Sortilege: Jean-Philippe “Bob Snake” Dumont (bateria), Stéphane Dumont (guitarra), Christian “Zouille” Augustin (vocal), Daniel Lapp (baixo) e Didier Demajean (guitarra)

Por Fernando Bueno

Em 2011 fiz uma matéria chamada “Uma introdução ao rock progressivo italiano”. Nela eu comento que a primeira impressão de todos que ouvem algo do estilo pela primeira vez é focada na língua natal das bandas. Comento que “todos os fãs de rock estão habituados ao inglês e muitos não escutam música em outras línguas”. Durante muito tempo me encaixava nessa definição e dificilmente ouvia qualquer coisa em outros idiomas. No rock progressivo italiano talvez seja mais fácil se acostumar com o idioma porque de alguma forma os fãs estão mais acostumados com sonoridades não convencionais e a língua realmente combina com a música, mas e se fosse no heavy metal? Todos sabemos o quanto os fãs de metal são conservadores.

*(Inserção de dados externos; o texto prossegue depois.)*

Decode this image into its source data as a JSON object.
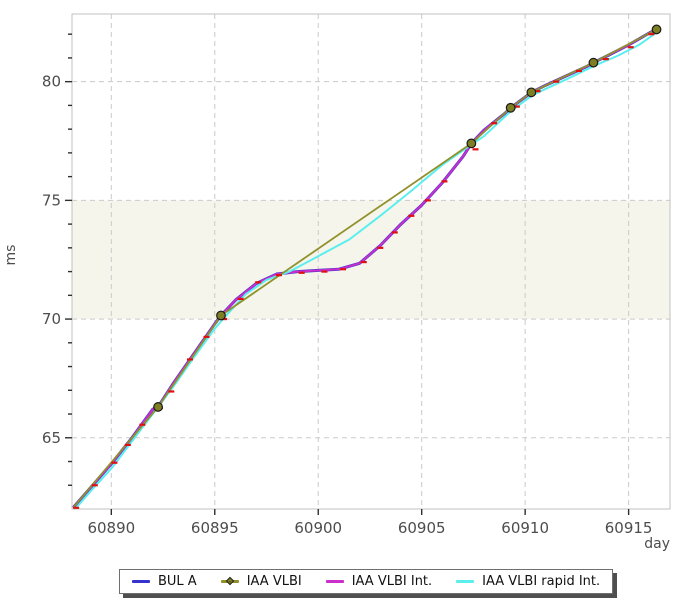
{
  "chart_data": {
    "type": "line",
    "title": "",
    "xlabel": "day",
    "ylabel": "ms",
    "xlim": [
      60888.1,
      60917.0
    ],
    "ylim": [
      62.0,
      82.85
    ],
    "x_ticks": [
      60890,
      60895,
      60900,
      60905,
      60910,
      60915
    ],
    "y_ticks": [
      65,
      70,
      75,
      80
    ],
    "y_minor_tick_start": 63,
    "y_minor_tick_end": 82,
    "grid": "dashed",
    "legend_position": "bottom-center",
    "band": {
      "y_from": 70,
      "y_to": 75,
      "color": "#f5f5ec"
    },
    "frame_color": "#c2c2c2",
    "grid_color": "#cacaca",
    "tick_color": "#2f2f2f",
    "series": [
      {
        "name": "BUL A",
        "id": "bul-a",
        "color": "#3533cc",
        "marker": "none",
        "points": [
          [
            60888.2,
            62.1
          ],
          [
            60889,
            62.9
          ],
          [
            60890,
            63.9
          ],
          [
            60891,
            65.0
          ],
          [
            60892,
            66.2
          ],
          [
            60892.26,
            66.3
          ],
          [
            60893,
            67.3
          ],
          [
            60894,
            68.55
          ],
          [
            60895,
            69.8
          ],
          [
            60895.3,
            70.15
          ],
          [
            60896,
            70.8
          ],
          [
            60897,
            71.5
          ],
          [
            60898,
            71.9
          ],
          [
            60899,
            72.0
          ],
          [
            60900,
            72.05
          ],
          [
            60901,
            72.1
          ],
          [
            60902,
            72.35
          ],
          [
            60903,
            73.1
          ],
          [
            60904,
            74.0
          ],
          [
            60905,
            74.8
          ],
          [
            60906,
            75.75
          ],
          [
            60907,
            76.85
          ],
          [
            60907.4,
            77.4
          ],
          [
            60908,
            77.95
          ],
          [
            60909,
            78.65
          ],
          [
            60909.3,
            78.9
          ],
          [
            60910,
            79.35
          ],
          [
            60910.3,
            79.55
          ],
          [
            60911,
            79.85
          ],
          [
            60912,
            80.25
          ],
          [
            60913,
            80.65
          ],
          [
            60913.3,
            80.8
          ],
          [
            60914,
            81.1
          ],
          [
            60915,
            81.55
          ],
          [
            60916,
            82.05
          ],
          [
            60916.35,
            82.2
          ]
        ]
      },
      {
        "name": "IAA VLBI",
        "id": "iaa-vlbi",
        "color": "#91912b",
        "marker": "circle",
        "marker_fill": "#7e7e23",
        "marker_edge": "#1a1a1a",
        "points": [
          [
            60888.2,
            62.1
          ],
          [
            60892.26,
            66.3
          ],
          [
            60895.3,
            70.15
          ],
          [
            60907.4,
            77.4
          ],
          [
            60909.3,
            78.9
          ],
          [
            60910.3,
            79.55
          ],
          [
            60913.3,
            80.8
          ],
          [
            60916.35,
            82.2
          ]
        ],
        "marker_points": [
          [
            60892.26,
            66.3
          ],
          [
            60895.3,
            70.15
          ],
          [
            60907.4,
            77.4
          ],
          [
            60909.3,
            78.9
          ],
          [
            60910.3,
            79.55
          ],
          [
            60913.3,
            80.8
          ],
          [
            60916.35,
            82.2
          ]
        ]
      },
      {
        "name": "IAA VLBI Int.",
        "id": "iaa-vlbi-int",
        "color": "#cc2ecc",
        "marker": "none",
        "points": [
          [
            60888.2,
            62.1
          ],
          [
            60889,
            62.9
          ],
          [
            60890,
            63.9
          ],
          [
            60891,
            65.0
          ],
          [
            60892,
            66.2
          ],
          [
            60892.26,
            66.3
          ],
          [
            60893,
            67.3
          ],
          [
            60894,
            68.55
          ],
          [
            60895,
            69.8
          ],
          [
            60895.3,
            70.15
          ],
          [
            60896,
            70.8
          ],
          [
            60897,
            71.5
          ],
          [
            60898,
            71.9
          ],
          [
            60899,
            72.0
          ],
          [
            60900,
            72.05
          ],
          [
            60901,
            72.1
          ],
          [
            60902,
            72.35
          ],
          [
            60903,
            73.1
          ],
          [
            60904,
            74.0
          ],
          [
            60905,
            74.8
          ],
          [
            60906,
            75.75
          ],
          [
            60907,
            76.85
          ],
          [
            60907.4,
            77.4
          ],
          [
            60908,
            77.95
          ],
          [
            60909,
            78.65
          ],
          [
            60909.3,
            78.9
          ],
          [
            60910,
            79.35
          ],
          [
            60910.3,
            79.55
          ],
          [
            60911,
            79.85
          ],
          [
            60912,
            80.25
          ],
          [
            60913,
            80.65
          ],
          [
            60913.3,
            80.8
          ],
          [
            60914,
            81.1
          ],
          [
            60915,
            81.55
          ],
          [
            60916,
            82.05
          ],
          [
            60916.35,
            82.2
          ]
        ]
      },
      {
        "name": "IAA VLBI rapid Int.",
        "id": "iaa-vlbi-rapid-int",
        "color": "#5beeee",
        "marker": "none",
        "points": [
          [
            60888.2,
            61.95
          ],
          [
            60889,
            62.75
          ],
          [
            60890,
            63.7
          ],
          [
            60891,
            64.85
          ],
          [
            60892,
            66.0
          ],
          [
            60893,
            67.15
          ],
          [
            60894,
            68.4
          ],
          [
            60895,
            69.6
          ],
          [
            60895.5,
            70.1
          ],
          [
            60896.5,
            71.05
          ],
          [
            60897.5,
            71.65
          ],
          [
            60898.6,
            72.0
          ],
          [
            60900,
            72.65
          ],
          [
            60901.5,
            73.35
          ],
          [
            60903,
            74.35
          ],
          [
            60904.5,
            75.4
          ],
          [
            60906,
            76.5
          ],
          [
            60907.4,
            77.35
          ],
          [
            60908,
            77.7
          ],
          [
            60909.3,
            78.75
          ],
          [
            60910.3,
            79.4
          ],
          [
            60911,
            79.7
          ],
          [
            60912,
            80.1
          ],
          [
            60913.3,
            80.65
          ],
          [
            60914.5,
            81.1
          ],
          [
            60915.5,
            81.55
          ],
          [
            60916.4,
            82.1
          ]
        ]
      }
    ],
    "error_marks": {
      "color": "#e01010",
      "points": [
        [
          60888.3,
          62.05
        ],
        [
          60889.2,
          63.0
        ],
        [
          60890.15,
          63.95
        ],
        [
          60890.8,
          64.7
        ],
        [
          60891.5,
          65.55
        ],
        [
          60892.35,
          66.25
        ],
        [
          60892.9,
          66.95
        ],
        [
          60893.8,
          68.3
        ],
        [
          60894.6,
          69.25
        ],
        [
          60895.45,
          70.0
        ],
        [
          60896.25,
          70.85
        ],
        [
          60897.1,
          71.55
        ],
        [
          60898.1,
          71.85
        ],
        [
          60899.2,
          71.95
        ],
        [
          60900.3,
          72.0
        ],
        [
          60901.2,
          72.1
        ],
        [
          60902.2,
          72.4
        ],
        [
          60903.0,
          73.0
        ],
        [
          60903.7,
          73.65
        ],
        [
          60904.5,
          74.35
        ],
        [
          60905.3,
          75.0
        ],
        [
          60906.1,
          75.8
        ],
        [
          60907.6,
          77.15
        ],
        [
          60908.5,
          78.25
        ],
        [
          60909.6,
          78.95
        ],
        [
          60910.6,
          79.6
        ],
        [
          60911.5,
          80.0
        ],
        [
          60912.6,
          80.45
        ],
        [
          60913.9,
          80.95
        ],
        [
          60915.1,
          81.45
        ],
        [
          60916.1,
          82.0
        ]
      ]
    }
  }
}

Ultimamente tenho focado minhas audições em bandas do terceiro e quarto escalão do heavy metal dos anos 80. Muitas delas acabei ouvindo por pura curiosidade sem se preocupar com indicações de ninguém, bastando ver um nome desconhecido. Aí encontrei algumas bandas francesas e descobri que aqueles discos que estava ouvindo também tinham suas versões no idioma natal dos músicos. Comecei a ouvir e não parei mais.

Uma grande característica do metal francês eram as letras muitas vezes mais politizadas que as do metal de outros países que preferiam falar da vida do rock and roll, ocultismo e fantasia. Em termos sonoros eles muito alinhados com as bandas da NWOBHM e outros grupos de fora da Inglaterra que também tocavam do mesmo jeito.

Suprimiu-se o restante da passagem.